I ignore him and push into her apartment. It's so dark in here, and it smells like death.
Like disinfectant weighed down by the weight of the inevitable, and my gut recoils in a way I haven't felt in almost two years. I clamp a hand over my mouth and force myself to walk past the entryway to the small living room, where Lila's huddled in a pile of blankets, eyes closed while a large television plays The Princess Bride over a gas fireplace.
A strangled cry slips out of my lips, because fuck .
Is she dead?
She snort-snuffles and jerks awake. "Hello?"
My heart cramps. Completely closes in on itself, because she sounds like a frog trying to talk through a stream, and when she sucks in a breath and erupts in a coughing fit, I'm back in a hospital room, watching Jessie deteriorate before my eyes.
Engulfed in hopelessness.
In fear.
In denial.
In knowing that a microscopic organism was going to take my wife away from me, and there was nothing I could fucking do about it .
This is different , I tell myself.
I suck in a deep breath, realize I'm infecting myself, picture Emma's little body in that hospital bed too, fighting to live, and I can't.
I can't do this again.
I can't .
"Tripp?"
She hunches over coughing again, that deep, raspy cough that sounds like it's fighting its way out of a mud hole. "I told—you—stay away," she rasps between coughs.
"So you can fucking die here all by yourself?"
I don't recognize my own voice, and I don't know who's gripping my shoulder, but I know I can't stay here.
I can't get attached.
Fuck . I'm already attached, but I have to get unattached.
Now.
I can't fall apart again. Not when James and Emma are settled. When I'm settled. When I finally feel almost whole again.
Almost .
And that's as good as it's ever going to get, because every time I let my guard down and fall in love, fucking germs ruin it all.
"Hold on, Tripp," Levi says.
Levi.
I'm exposing my brother to the germs too.
I'm signing his death warrant with my own. And even knowing I'm being a melodramatic, hypochondriac shit , I can't stop myself.
"Out," I order him. " Out. "
My vision's blurry as I shove him back out of the apartment. I should go back in.
Make sure Lila's okay.
Get her to a doctor.
Fix her.
Save her.
But I can't.
I can't make myself go back in there. James and Emma need me too damn much.
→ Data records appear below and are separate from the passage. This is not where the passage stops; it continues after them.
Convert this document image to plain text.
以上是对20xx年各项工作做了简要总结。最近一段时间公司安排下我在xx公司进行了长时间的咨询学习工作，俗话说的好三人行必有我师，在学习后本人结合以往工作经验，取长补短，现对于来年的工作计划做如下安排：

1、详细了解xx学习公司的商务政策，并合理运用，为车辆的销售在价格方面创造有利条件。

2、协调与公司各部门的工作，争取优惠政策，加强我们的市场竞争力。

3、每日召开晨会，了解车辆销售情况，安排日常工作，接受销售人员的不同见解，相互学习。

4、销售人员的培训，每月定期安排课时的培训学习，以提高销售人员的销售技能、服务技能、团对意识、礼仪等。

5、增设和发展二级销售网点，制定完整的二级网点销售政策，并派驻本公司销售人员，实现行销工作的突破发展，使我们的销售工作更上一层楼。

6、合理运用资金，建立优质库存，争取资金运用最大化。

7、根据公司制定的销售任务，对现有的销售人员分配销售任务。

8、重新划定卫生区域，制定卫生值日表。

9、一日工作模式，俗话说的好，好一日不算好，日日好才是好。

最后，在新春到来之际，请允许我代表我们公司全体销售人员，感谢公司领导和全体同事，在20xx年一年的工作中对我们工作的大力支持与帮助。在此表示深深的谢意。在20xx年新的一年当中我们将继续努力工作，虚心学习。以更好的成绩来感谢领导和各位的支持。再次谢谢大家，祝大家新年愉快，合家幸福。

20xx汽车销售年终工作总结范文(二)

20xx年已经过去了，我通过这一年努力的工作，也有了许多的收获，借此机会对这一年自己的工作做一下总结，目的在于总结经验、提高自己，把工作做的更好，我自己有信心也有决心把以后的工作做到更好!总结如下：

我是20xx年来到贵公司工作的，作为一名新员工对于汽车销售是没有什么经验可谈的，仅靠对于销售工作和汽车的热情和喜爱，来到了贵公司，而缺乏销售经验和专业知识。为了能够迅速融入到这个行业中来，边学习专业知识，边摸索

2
I can't get sick too. I need to disinfect. I need antibiotics. I need to quit hyperventilating.
"Call 9-1-1 if you fucking have to, but get her to a fucking doctor again ," I snarl at the guard.
And then I head for the stairs.
Must.
Get.
Clean.
"Tripp," Levi calls after me. I don't know what floor I'm on. The fifteenth? The sixtieth?
Do I care?
"Tripp, don't do this." Levi's pounding after me. "People get sick, and they get better. Lila's going to be okay."
"But I'm fucking not ."
And what kind of partner am I to anyone if I can't handle a cold?
The worst kind, that's what kind.
Jessie used to joke about man-colds. She'd tell me I was high maintenance and make me homemade chicken noodle soup and tuck me into bed and make sure I talked to my mom twice a day.
But she'd still take care of me.
And I can't do the same for anyone other than my kids. I can hardly be there for them without losing my freaking mind, because if it's not Jessie, it's Emma.
Her little body racked with that cough. Hooked up to IVs. Sitting there in that intensive care unit with her, waiting for the fever to go down, making bargains with the universe that both my girls could be saved.
I can't do it again.
I can't.
If I have to choose between raising my kids alone and spending the rest of my days reliving the darkest memories of my life every time someone so much as coughs, then I'm not the partner anyone needs.
I'd rather be alone.
I don't know how many flights I've gone when I realize Levi's not behind me anymore.
But when I get to the ground level, I don't wait for him. I hail a cab.
And I take the chickenshit way out, and I leave.
I can't do this. I was a fool to think I could.